The foraging behavior of the northern pike is well documented. Northern pike often remain motionless while waiting for prey, a strategy known as lie-in-wait. Sometimes northern pike will cruise weed lines and mudflats in search of prey. When prey is encountered, the northern pike often initiates its fast-start attack, a high-powered burst of acceleration from a stationary or near resting position. In the initial stages of attack, the northern pike contorts its body into an S-shape, with median fins erect. Then large-amplitude movements are achieved with its long and streamlined muscular body, where the increased surface area of the erected posteriorly-positioned median fins propels and thrusts the fish forward toward the prey.
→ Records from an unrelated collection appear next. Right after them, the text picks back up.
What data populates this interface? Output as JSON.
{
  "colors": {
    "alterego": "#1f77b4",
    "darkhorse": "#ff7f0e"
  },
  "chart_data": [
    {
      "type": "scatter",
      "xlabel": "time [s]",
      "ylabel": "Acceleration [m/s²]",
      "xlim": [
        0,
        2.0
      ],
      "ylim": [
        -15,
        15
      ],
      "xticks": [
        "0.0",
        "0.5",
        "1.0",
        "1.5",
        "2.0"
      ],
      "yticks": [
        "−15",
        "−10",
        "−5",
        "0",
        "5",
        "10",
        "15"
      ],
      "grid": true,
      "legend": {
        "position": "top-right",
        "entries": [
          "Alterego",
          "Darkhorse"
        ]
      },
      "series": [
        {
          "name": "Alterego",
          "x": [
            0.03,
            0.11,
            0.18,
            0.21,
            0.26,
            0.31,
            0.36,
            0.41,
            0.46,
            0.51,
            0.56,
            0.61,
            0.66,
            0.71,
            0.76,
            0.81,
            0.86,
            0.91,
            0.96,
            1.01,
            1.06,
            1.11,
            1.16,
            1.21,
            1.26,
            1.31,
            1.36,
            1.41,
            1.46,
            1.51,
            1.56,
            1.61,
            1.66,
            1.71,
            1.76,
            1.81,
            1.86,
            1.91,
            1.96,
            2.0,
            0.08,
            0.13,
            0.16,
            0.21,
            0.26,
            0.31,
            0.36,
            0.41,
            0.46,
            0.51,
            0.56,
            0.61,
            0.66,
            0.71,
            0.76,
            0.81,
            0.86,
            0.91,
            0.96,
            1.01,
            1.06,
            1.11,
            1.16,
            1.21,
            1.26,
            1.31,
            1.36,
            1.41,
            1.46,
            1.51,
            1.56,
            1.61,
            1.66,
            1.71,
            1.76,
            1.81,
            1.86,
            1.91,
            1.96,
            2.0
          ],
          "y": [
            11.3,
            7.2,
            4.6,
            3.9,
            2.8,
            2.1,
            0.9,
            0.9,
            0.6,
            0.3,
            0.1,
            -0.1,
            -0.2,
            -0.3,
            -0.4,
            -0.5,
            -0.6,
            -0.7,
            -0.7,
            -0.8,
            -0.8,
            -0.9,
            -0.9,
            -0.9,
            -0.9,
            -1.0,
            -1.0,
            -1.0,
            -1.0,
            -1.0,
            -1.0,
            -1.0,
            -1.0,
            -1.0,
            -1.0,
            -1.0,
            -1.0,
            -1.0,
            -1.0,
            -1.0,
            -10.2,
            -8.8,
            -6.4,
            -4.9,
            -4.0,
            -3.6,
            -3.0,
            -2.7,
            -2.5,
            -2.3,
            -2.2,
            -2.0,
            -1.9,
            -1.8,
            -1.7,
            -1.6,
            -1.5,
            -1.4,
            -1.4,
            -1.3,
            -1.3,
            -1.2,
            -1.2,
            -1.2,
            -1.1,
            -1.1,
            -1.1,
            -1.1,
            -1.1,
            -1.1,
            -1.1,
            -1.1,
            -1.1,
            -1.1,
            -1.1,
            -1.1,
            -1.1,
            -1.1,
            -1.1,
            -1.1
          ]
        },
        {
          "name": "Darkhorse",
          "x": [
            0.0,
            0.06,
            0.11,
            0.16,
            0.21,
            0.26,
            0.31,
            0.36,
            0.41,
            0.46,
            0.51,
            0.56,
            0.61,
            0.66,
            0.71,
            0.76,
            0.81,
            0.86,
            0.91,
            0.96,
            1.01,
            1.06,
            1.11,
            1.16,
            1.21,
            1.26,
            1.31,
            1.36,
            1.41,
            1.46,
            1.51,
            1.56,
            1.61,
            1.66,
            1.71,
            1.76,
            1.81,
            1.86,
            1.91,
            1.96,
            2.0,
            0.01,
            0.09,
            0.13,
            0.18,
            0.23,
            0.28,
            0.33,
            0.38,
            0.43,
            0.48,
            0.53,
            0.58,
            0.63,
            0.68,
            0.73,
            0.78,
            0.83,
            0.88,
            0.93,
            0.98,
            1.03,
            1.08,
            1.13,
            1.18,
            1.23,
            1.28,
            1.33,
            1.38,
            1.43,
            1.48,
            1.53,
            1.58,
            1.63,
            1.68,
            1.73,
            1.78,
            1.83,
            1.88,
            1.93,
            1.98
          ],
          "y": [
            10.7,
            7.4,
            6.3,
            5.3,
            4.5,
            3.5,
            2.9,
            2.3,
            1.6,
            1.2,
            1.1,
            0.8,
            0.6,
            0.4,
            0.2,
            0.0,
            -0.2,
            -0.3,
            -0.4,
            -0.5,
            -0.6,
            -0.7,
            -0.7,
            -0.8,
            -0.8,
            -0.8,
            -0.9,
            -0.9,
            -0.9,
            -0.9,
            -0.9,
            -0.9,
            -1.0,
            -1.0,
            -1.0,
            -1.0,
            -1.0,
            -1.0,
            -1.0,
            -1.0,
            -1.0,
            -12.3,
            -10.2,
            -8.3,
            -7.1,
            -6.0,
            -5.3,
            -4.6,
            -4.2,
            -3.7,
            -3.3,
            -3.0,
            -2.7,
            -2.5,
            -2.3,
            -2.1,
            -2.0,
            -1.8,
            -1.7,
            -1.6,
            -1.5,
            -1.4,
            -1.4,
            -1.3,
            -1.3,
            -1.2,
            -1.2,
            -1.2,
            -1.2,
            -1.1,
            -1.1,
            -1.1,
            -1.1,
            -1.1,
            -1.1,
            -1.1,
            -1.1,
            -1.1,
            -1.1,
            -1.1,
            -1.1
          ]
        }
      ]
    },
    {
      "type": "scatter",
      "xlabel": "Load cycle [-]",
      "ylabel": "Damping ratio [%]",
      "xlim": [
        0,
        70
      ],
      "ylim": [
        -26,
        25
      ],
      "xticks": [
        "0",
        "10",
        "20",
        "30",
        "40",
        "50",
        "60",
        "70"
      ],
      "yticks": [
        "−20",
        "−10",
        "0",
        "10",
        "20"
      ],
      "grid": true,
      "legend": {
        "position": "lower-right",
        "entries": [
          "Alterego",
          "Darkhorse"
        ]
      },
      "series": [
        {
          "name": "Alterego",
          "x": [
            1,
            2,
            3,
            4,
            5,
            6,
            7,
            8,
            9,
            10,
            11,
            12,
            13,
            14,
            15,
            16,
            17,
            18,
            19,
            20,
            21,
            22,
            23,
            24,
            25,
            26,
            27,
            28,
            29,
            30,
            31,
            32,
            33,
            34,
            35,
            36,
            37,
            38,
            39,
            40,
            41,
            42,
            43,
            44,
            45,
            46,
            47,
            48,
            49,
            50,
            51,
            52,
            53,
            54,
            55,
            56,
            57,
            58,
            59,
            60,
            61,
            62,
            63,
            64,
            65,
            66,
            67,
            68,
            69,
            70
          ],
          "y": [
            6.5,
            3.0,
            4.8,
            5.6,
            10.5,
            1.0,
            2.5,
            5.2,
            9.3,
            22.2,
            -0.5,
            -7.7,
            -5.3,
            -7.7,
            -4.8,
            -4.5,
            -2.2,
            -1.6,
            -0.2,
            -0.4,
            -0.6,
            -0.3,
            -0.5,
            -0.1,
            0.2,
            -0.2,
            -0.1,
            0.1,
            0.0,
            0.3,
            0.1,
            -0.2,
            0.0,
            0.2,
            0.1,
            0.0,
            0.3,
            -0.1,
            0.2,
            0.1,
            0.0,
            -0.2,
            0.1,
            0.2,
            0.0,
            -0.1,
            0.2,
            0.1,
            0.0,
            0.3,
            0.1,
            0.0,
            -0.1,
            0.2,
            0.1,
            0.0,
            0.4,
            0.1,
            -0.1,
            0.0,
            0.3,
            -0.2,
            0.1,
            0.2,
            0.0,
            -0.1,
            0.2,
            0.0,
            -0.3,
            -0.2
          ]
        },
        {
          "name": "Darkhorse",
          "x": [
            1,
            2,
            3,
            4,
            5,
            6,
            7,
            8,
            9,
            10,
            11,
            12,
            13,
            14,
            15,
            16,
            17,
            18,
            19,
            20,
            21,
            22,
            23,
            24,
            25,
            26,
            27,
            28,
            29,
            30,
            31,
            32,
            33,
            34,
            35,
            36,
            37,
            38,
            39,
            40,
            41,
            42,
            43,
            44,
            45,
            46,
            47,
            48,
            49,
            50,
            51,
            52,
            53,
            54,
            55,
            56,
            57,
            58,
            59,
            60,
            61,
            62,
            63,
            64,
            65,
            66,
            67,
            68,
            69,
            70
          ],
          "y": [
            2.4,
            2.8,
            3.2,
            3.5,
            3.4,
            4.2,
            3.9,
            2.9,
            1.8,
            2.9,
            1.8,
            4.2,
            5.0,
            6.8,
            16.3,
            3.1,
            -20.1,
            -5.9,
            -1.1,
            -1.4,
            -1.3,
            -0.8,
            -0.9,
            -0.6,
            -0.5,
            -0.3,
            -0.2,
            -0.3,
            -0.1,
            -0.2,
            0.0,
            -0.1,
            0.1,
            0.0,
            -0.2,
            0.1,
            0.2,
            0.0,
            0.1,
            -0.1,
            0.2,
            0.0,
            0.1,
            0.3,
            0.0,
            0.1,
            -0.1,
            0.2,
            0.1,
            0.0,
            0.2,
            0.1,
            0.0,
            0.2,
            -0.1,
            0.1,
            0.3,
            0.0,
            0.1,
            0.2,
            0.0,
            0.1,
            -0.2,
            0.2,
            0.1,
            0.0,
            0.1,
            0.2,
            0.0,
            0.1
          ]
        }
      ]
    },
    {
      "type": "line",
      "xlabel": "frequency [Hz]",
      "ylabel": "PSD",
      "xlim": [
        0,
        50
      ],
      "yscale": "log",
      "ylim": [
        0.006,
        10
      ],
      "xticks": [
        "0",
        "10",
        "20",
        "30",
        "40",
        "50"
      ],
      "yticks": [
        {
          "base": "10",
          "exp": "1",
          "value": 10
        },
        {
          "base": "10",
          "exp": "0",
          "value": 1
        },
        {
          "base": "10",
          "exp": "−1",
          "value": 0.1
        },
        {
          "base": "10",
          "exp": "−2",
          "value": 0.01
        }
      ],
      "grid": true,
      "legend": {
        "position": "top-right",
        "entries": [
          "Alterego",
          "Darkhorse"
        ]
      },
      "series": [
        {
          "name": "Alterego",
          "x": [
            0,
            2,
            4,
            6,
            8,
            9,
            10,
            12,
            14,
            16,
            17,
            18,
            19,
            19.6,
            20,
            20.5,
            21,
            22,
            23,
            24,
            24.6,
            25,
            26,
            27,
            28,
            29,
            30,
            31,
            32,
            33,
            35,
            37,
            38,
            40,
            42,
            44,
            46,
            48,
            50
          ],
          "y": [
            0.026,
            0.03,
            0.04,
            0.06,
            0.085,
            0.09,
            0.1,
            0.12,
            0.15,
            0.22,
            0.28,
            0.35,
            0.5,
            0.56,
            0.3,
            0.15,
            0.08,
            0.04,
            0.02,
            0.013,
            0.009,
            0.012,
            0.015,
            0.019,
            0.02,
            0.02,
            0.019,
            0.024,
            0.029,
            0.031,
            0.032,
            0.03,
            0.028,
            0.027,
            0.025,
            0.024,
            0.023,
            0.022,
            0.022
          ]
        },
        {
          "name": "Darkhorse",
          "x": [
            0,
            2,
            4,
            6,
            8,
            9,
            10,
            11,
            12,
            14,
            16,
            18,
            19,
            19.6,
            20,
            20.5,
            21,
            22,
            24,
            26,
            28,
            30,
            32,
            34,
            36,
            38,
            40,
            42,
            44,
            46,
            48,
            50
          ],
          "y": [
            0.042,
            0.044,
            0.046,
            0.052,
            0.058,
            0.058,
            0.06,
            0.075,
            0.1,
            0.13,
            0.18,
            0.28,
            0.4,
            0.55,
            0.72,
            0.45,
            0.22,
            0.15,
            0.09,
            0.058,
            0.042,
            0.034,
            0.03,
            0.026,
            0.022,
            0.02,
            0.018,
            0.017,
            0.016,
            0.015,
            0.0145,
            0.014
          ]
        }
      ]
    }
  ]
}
Herein, we document an unusual foraging behavior of a northern pike approaching a fishing lure, an observation that was video-recorded while ice fishing on Deep Creek Lake, a reservoir in the Youghiogheny River drainage of western Maryland. The 68.6 cm (27 in.) TL northern pike approached and hesitated at about 15 cm from the lure, then paddled the bottom sediment with an alternate rowing motion of its left and right pectoral fins. This fin-churning motion created a large cloud or plume of sediment. The pike, while completely hidden in the expanding sediment plume, swam forward and then upward to engulf the lure. The use of a sediment plume during foraging is similar to a military maneuver known as a smoke screen, thus we label this unusual behavior as smoke screen foraging.